Casanova (Heath Ledger) has cleaned up his act in Lasse Hallström’s engaging romantic-comedy version of his life; he’s tamed the debauchery down to a tepid but bawdy R and learned to respect women and family values. As we’re shown in the introduction, where the crapulous roué pens his memoirs by candlelight, the seduction we’re about to see was not one of those recorded in the final cut of his 3700-page Histoire de ma vie. Those interested in the real deal might want to check out Fellini’s 1976 extravaganza with Donald Sutherland; a comparison of its overripe ennui with Lasse Hallström’s post–American Pie puerility here tells a lot about what’s happened to sex in the cinema over the past three decades.

Hallström, in fact, seems to have gone even farther back for his inspiration: Tony Richardson’s 1963 Tom Jones. The sly and sleek Ledger starts his adventures in a very Albert Finney way, pulling up his trousers and grabbing his boots as he flees discovery in an inappropriate boudoir, the bedchamber of a novitiate. Chased across the rooftops of a lushly realized 18th-century Venice by the local vice squad, he finds brief refuge in a university auditorium where "Bernardo Guardi" is scandalizing the faculty by preaching the equality of women. Nabbed and sentenced to hang for heresy and immorality, Casanova eludes his fate by promising to marry and settle down.

A snowballing of disguises, mistaken identities, near-escapes, raunchy exchanges, and broad comedy follows, all ending in a crescendo of confrontations and unmaskings at the inevitable Carnevale.
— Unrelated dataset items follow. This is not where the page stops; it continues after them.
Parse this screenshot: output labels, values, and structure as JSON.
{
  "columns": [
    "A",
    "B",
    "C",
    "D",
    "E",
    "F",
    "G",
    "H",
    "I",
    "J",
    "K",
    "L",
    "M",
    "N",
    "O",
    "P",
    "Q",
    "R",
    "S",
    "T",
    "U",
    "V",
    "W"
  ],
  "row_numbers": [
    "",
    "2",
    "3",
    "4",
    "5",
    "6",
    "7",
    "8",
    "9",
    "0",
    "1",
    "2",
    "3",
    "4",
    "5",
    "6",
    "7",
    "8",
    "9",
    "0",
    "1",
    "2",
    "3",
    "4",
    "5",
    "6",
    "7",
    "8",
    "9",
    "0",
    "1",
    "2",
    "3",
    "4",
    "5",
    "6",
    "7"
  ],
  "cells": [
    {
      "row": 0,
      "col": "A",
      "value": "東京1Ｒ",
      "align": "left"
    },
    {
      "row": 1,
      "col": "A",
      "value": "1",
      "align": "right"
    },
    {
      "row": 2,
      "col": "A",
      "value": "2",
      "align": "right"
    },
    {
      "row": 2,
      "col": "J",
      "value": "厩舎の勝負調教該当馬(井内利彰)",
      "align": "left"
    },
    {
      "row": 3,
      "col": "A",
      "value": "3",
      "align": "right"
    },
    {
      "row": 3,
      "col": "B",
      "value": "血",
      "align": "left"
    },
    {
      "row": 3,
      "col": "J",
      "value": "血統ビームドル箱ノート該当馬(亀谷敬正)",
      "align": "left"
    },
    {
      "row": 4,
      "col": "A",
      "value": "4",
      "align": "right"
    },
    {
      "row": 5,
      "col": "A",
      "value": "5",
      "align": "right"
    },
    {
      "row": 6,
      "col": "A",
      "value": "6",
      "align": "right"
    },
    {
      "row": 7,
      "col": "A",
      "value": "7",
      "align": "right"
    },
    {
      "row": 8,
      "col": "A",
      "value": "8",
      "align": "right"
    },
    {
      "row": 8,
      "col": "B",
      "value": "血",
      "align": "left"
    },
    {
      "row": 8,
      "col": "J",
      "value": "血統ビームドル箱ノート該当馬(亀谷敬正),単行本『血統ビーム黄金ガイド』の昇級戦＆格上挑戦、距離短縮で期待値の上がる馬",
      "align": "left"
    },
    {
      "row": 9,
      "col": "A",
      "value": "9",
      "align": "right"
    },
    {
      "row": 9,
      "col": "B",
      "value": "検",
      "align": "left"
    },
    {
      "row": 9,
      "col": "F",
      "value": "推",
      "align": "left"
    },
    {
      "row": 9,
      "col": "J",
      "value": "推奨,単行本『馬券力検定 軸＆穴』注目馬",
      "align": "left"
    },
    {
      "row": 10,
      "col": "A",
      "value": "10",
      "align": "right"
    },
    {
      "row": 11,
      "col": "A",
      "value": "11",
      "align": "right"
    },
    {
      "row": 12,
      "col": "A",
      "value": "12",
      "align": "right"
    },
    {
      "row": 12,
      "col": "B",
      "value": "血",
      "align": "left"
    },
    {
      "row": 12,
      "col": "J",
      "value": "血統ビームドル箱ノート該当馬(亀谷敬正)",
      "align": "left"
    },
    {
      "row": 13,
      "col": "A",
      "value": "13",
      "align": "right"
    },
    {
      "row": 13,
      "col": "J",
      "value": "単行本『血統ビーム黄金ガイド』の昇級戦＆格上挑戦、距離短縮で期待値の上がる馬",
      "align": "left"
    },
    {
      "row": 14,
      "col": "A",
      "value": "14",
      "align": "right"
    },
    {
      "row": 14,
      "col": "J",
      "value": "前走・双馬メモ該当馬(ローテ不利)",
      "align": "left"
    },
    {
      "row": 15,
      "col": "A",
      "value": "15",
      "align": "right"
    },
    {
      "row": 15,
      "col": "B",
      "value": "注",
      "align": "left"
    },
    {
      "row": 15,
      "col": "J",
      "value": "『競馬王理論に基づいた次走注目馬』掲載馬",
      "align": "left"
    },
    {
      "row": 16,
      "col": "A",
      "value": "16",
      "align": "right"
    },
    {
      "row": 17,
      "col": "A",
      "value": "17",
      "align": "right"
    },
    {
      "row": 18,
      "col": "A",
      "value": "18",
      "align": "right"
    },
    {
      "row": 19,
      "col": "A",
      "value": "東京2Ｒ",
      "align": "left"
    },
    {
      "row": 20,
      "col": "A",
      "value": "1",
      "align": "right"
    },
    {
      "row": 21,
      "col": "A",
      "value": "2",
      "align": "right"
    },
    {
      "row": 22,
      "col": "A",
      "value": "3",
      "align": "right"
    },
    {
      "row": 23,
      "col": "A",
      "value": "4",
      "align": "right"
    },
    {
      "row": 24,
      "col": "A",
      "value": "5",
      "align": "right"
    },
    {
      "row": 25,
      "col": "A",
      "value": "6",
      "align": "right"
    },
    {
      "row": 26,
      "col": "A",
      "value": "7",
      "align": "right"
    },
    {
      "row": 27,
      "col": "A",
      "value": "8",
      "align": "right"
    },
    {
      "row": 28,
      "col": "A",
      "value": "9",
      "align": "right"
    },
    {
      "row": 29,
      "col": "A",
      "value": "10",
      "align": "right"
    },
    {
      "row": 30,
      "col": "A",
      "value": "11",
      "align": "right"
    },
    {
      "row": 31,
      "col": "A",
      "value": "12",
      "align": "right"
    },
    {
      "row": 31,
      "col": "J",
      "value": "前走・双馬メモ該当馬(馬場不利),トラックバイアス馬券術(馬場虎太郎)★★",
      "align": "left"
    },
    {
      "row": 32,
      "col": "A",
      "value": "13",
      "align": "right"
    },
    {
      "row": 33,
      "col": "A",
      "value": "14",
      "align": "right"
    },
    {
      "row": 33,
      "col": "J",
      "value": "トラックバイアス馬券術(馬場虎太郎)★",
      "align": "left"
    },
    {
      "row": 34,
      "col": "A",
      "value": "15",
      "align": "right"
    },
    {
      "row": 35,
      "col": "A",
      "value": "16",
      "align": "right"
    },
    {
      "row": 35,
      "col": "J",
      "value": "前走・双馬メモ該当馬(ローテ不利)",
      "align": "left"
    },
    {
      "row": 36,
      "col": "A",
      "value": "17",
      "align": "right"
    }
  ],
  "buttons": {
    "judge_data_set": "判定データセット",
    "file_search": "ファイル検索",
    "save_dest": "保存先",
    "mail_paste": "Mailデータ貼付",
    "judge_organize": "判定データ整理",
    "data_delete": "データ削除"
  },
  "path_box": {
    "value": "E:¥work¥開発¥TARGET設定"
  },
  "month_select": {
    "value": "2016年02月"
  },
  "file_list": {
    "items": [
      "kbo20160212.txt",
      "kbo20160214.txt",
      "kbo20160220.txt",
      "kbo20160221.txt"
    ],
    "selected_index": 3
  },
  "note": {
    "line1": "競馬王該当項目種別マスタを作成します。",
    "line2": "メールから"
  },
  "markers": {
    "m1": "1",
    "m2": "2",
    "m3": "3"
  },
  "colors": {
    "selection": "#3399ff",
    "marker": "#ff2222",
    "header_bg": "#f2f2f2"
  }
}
Although a lot of this is trite and obvious, especially in the beginning, Hallström deserves credit just for keeping all the twists, subplots, and narrative reversals untangled. Even his crudest gags (an obese man kissing a woman on an upturned gondola) have at least two entendres (his weight and his state of arousal).

The disguises begin with the above-mentioned Guardi — it’s the nom de guerre of Francesca Bruni (a spunky Sienna Miller), a pre–Mary Wollstonecraft agitator who like Casanova is having troubles with the local Inquisition, which is now headed by the insufferable Bishop Pucci (Jeremy Irons), brought in from Rome to bring unruly Venice to heel. Casanova can’t resist her, she plays hard to get, and the movie plays even harder to get them together.

In a sense, Casanova the film wears a disguise too, and under its mask of frivolous diversion might lie deeper issues. The Inquisition has targeted Casanova for his nonconformist libertinism, but it’s really using him as a patsy to get at his city state’s independence, a situation very similar to that in Ken Russell’s Fellini-esque The Devils. And the dizzying fluidity of false identities — in the end, no one is who he or she started out to be — touches on the existential anxiety inciting compulsive sexual behavior like the hero’s. In the charming buffoonery of Heath Ledger’s portrayal of the consummate seducer and liar, the painted mask of Fellini’s vision lurks like a death’s head.